No, the House GOP tax plan isn’t ‘so bad’ for rich people
President Trump made a personal appeal from an ocean away to ask moderate Senate Democrats to support the Republican tax plan. Calling National Economic Council Director Gary Cohn, who was in a meeting with the Democrats, Trump reportedly said, “The deal is so bad for rich people, I had to throw in the estate tax just to give them something.”
Both the nonpartisan Joint Committee on Taxation (JCT) and the Tax Policy Center (TPC) have published analyses of the tax cut. TPC shows that by 2027 tax payers with incomes of $5 million and above would experience the biggest percentage change in after-tax income and in the average tax rate. The JCT analysis shows how taxpayers with incomes over $1 million would see their tax cuts grow over the course of the tax bill, from 2019 to 2027.
Here are a few specifics: the House bill repeals the Alternative Minimum Tax (AMT), changes the tax rate for pass-through entities and as Trump said, repeals the estate tax.

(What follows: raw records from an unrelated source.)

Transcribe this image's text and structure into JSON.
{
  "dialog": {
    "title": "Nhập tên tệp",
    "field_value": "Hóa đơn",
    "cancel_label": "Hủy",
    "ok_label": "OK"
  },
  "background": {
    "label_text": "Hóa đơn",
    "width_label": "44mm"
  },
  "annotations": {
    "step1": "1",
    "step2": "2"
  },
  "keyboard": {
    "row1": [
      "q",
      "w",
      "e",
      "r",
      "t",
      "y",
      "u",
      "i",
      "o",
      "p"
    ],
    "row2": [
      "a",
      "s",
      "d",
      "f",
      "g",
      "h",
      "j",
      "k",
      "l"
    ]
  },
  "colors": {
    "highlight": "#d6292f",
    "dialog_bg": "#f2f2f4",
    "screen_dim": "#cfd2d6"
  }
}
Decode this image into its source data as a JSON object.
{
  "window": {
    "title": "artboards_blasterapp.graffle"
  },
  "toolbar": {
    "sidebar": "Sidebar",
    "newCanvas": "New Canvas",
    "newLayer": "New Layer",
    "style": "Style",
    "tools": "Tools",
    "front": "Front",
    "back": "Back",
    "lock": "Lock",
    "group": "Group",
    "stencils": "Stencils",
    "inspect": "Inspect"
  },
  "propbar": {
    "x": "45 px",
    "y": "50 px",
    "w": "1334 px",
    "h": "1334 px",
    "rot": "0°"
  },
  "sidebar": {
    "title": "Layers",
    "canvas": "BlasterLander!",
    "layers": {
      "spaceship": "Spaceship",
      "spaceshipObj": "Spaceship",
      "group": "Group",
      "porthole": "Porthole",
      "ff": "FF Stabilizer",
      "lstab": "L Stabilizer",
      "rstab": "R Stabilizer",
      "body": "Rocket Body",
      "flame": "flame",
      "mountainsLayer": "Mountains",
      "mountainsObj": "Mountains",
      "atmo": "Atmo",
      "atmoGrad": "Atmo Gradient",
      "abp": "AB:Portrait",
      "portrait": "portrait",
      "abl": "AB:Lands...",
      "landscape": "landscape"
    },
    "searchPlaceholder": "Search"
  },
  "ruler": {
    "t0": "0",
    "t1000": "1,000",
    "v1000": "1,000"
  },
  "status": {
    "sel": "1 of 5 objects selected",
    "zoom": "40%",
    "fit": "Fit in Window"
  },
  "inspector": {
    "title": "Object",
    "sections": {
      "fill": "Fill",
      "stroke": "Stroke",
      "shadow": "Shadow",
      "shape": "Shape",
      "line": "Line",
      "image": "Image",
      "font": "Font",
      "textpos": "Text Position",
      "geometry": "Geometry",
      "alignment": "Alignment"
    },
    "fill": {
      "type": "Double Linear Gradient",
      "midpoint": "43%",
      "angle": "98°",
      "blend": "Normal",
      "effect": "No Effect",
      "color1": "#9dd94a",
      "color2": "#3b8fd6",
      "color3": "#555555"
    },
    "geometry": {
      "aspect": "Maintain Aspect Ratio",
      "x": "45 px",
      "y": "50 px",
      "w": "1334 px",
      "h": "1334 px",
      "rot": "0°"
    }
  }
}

The specifics of each of these changes benefit the rich and uber-rich. The estate-tax provision is even more generous than Trump’s own campaign plan, as the Fact Checker reported.
Contrary to the president’s claim, the tax plan is not “so bad” for the wealthy. In fact, no matter how you slice it, the super-wealthy do rather well under the House GOP proposal. But as we have said, that’s largely because they already pay a large chunk of income taxes already. We award Four Pinocchios.